For I can’t conceal from myself the fact that I loved Edward Ashburnham—and that I love him because he was just myself. If I had had the courage and virility and possibly also the physique of Edward Ashburnham I should, I fancy, have done much what he did. He seems to me like a large elder brother who took me out on several excursions and did many dashing things whilst I just watched him robbing the orchards, from a distance. And, you see, I am just as much of a sentimentalist as he was….”

Florence set up John to be a patsy from the beginning, though that was the only way available in that society to achieve her goals. Edward had a continual problem with fidelity, though he wanted to be good. Lenora was aware of her husband’s failings, but even aided him and was willing to have people destroyed to maintain the marriage her religious principles ordered her to maintain.

I got the idea that John, and Ford through John, thought the whole situation inescapably (and perhaps excusably in John’s view) doomed.
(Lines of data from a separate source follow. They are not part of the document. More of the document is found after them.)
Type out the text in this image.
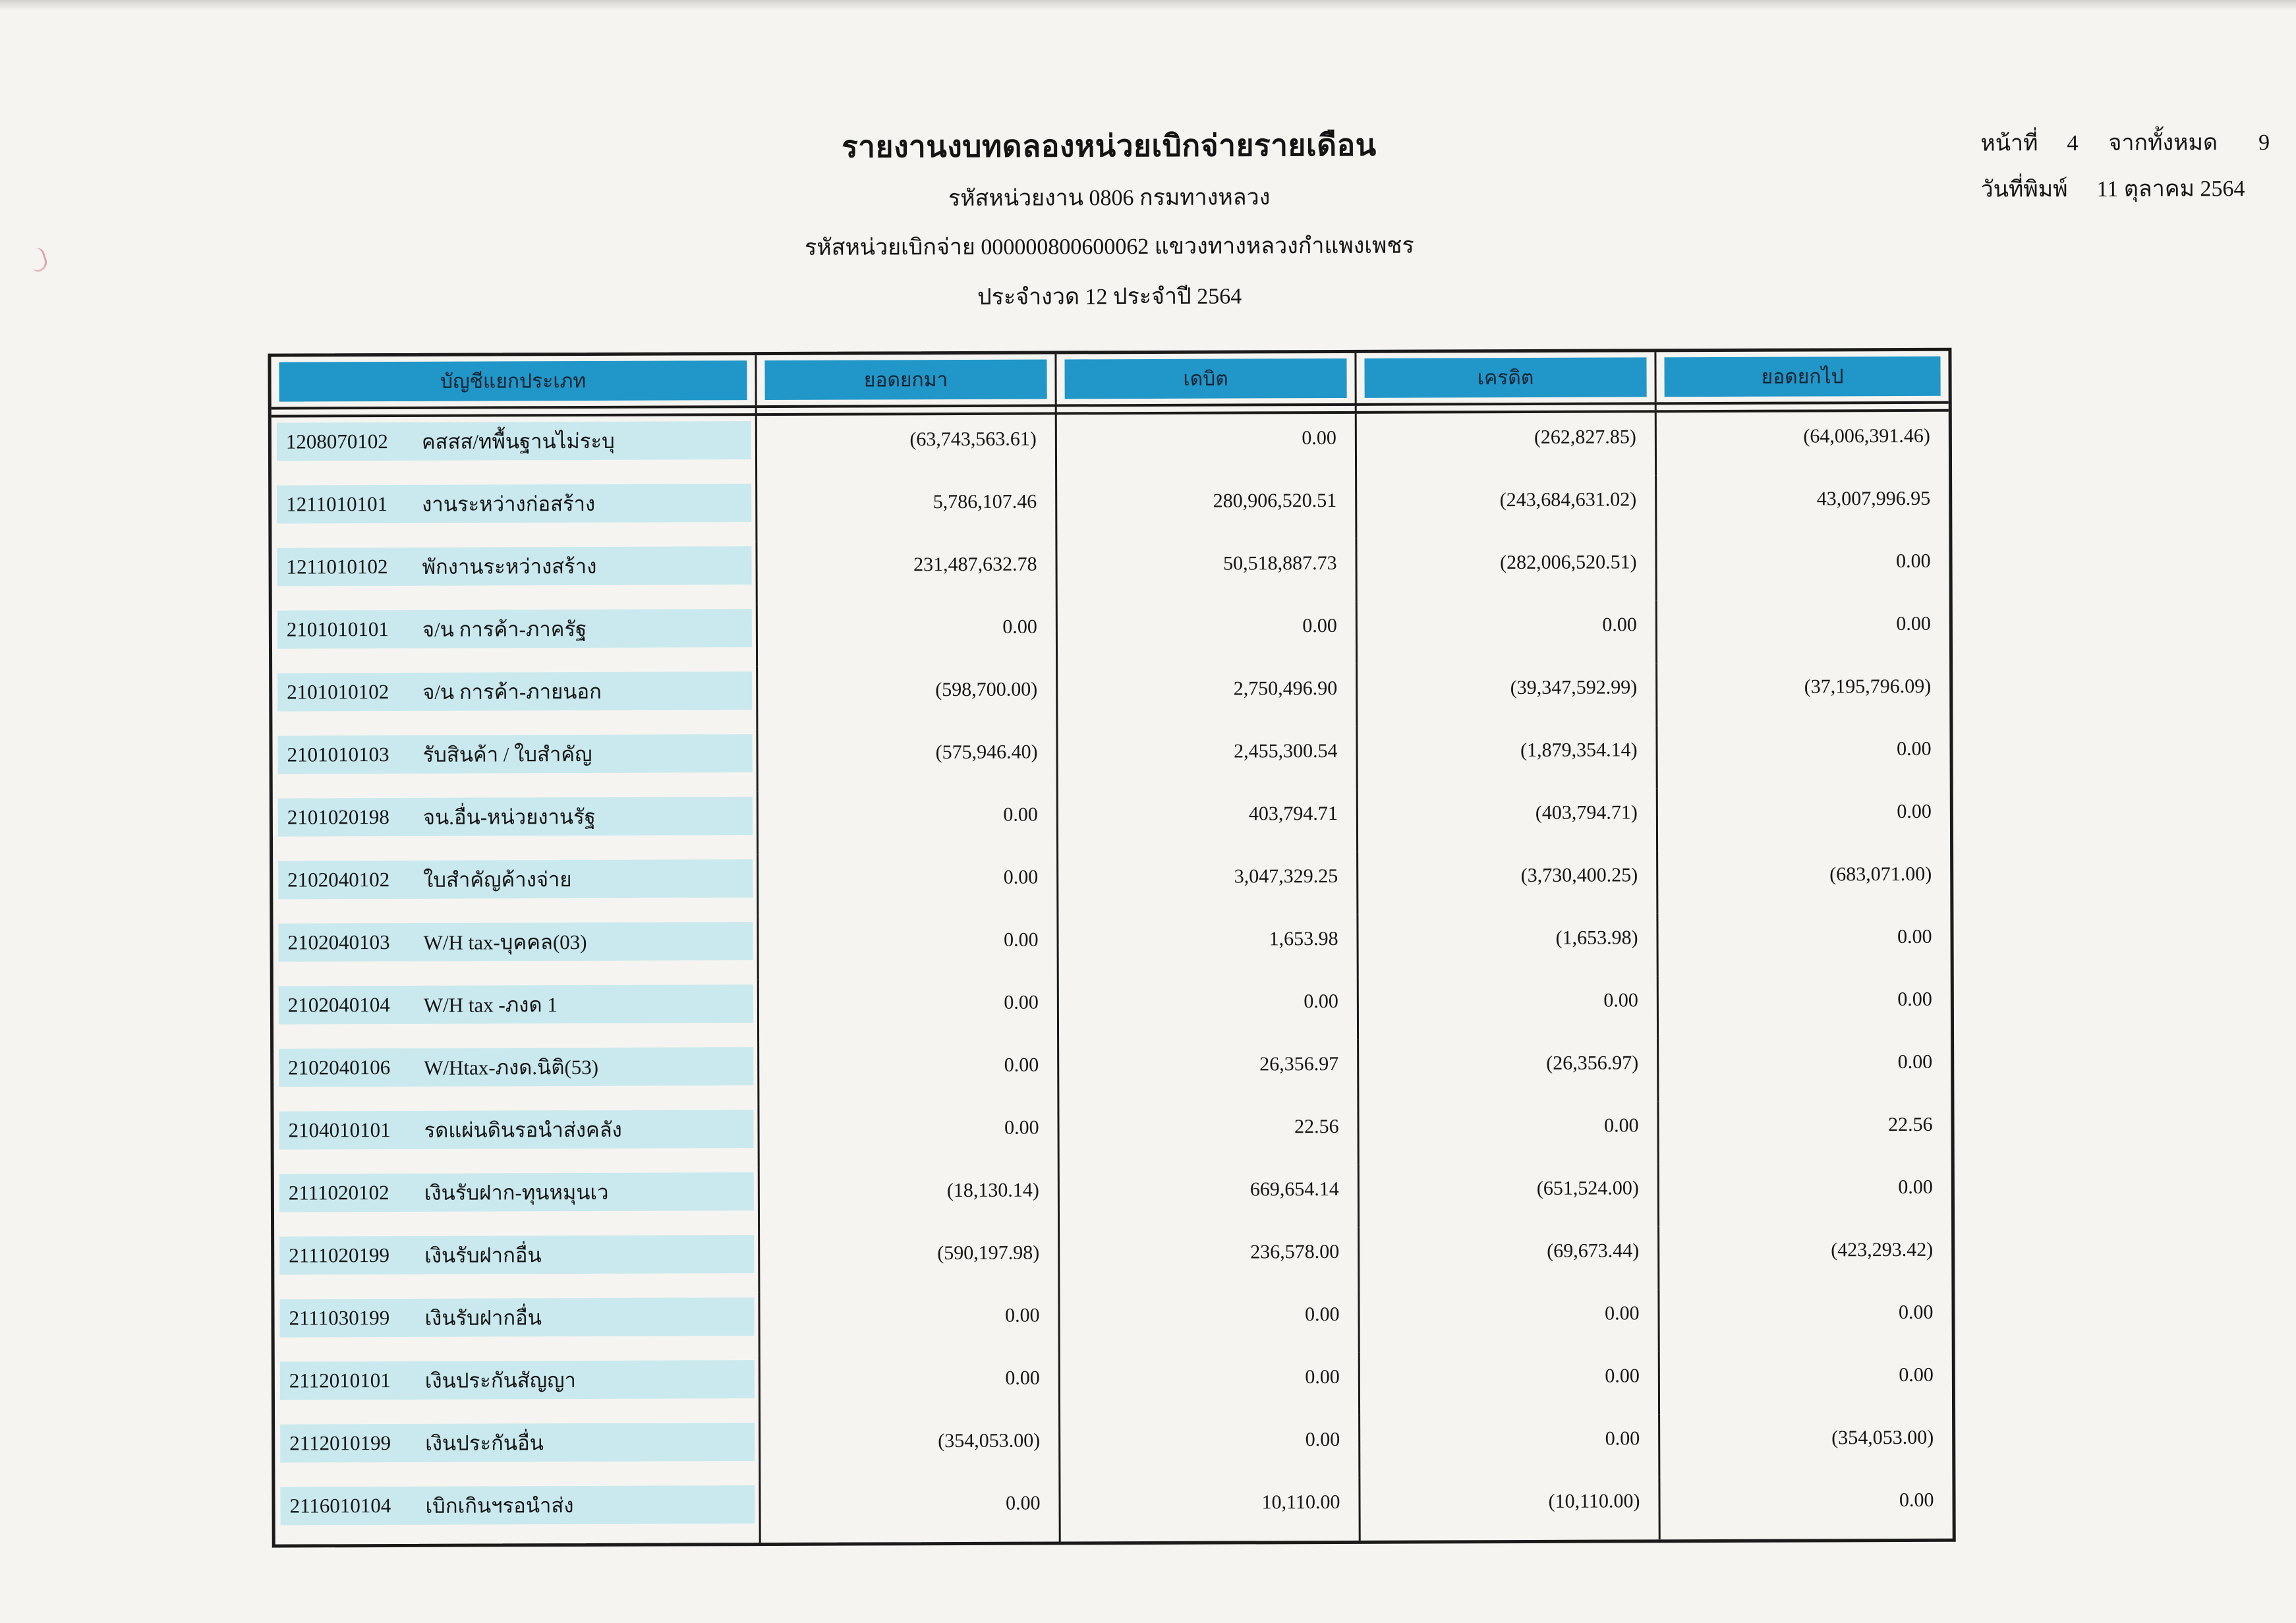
รายงานงบทดลองหน่วยเบิกจ่ายรายเดือน
รหัสหน่วยงาน 0806 กรมทางหลวง
รหัสหน่วยเบิกจ่าย 000000800600062 แขวงทางหลวงกำแพงเพชร
ประจำงวด 12 ประจำปี 2564
หน้าที่ 4 จากทั้งหมด 9
วันที่พิมพ์ 11 ตุลาคม 2564
บัญชีแยกประเภท	ยอดยกมา	เดบิต	เครดิต	ยอดยกไป
1208070102	คสสส/ทพื้นฐานไม่ระบุ	(63,743,563.61)	0.00	(262,827.85)	(64,006,391.46)
1211010101	งานระหว่างก่อสร้าง	5,786,107.46	280,906,520.51	(243,684,631.02)	43,007,996.95
1211010102	พักงานระหว่างสร้าง	231,487,632.78	50,518,887.73	(282,006,520.51)	0.00
2101010101	จ/น การค้า-ภาครัฐ	0.00	0.00	0.00	0.00
2101010102	จ/น การค้า-ภายนอก	(598,700.00)	2,750,496.90	(39,347,592.99)	(37,195,796.09)
2101010103	รับสินค้า / ใบสำคัญ	(575,946.40)	2,455,300.54	(1,879,354.14)	0.00
2101020198	จน.อื่น-หน่วยงานรัฐ	0.00	403,794.71	(403,794.71)	0.00
2102040102	ใบสำคัญค้างจ่าย	0.00	3,047,329.25	(3,730,400.25)	(683,071.00)
2102040103	W/H tax-บุคคล(03)	0.00	1,653.98	(1,653.98)	0.00
2102040104	W/H tax -ภงด 1	0.00	0.00	0.00	0.00
2102040106	W/Htax-ภงด.นิติ(53)	0.00	26,356.97	(26,356.97)	0.00
2104010101	รดแผ่นดินรอนำส่งคลัง	0.00	22.56	0.00	22.56
2111020102	เงินรับฝาก-ทุนหมุนเว	(18,130.14)	669,654.14	(651,524.00)	0.00
2111020199	เงินรับฝากอื่น	(590,197.98)	236,578.00	(69,673.44)	(423,293.42)
2111030199	เงินรับฝากอื่น	0.00	0.00	0.00	0.00
2112010101	เงินประกันสัญญา	0.00	0.00	0.00	0.00
2112010199	เงินประกันอื่น	(354,053.00)	0.00	0.00	(354,053.00)
2116010104	เบิกเกินฯรอนำส่ง	0.00	10,110.00	(10,110.00)	0.00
For and John seem to leave the question of where the ultimate blame rests, though there seems to be blame, ambiguous:

Is there any terrestrial paradise where, amidst the whispering of the olive-leaves, people can be with whom they like and have what they like and take their ease in shadows and in coolness? Or are all men’s lives like the lives of us good people—like the lives of the Ashburnhams, of the Dowells, of the Ruffords—broken, tumultuous, agonized, and unromantic lives, periods punctuated by screams, by imbecilities, by deaths, by agonies? Who the devil knows?

I don’t think I would have liked The Good Soldier so much if it was just a tale of hidden deception amongst longtime friends who still remained somewhat surface despite the length of the friendship. What I like is the ambiguity in where Ford (and/or John) lays the blame. He seems fatalistic about it, but also seems to lay blame equally on all of the individuals, the conventions under which they operate, and the circumstances of their lives. The blame doesn’t seem to ultimately matter and everyone remains “good people” to at least some extent, “good people” who all have miserable lives.

That ambiguity, particularly as expressed through the main character John, is what makes The Good Soldier particularly intriguing for me. I could ponder over it for a good long while.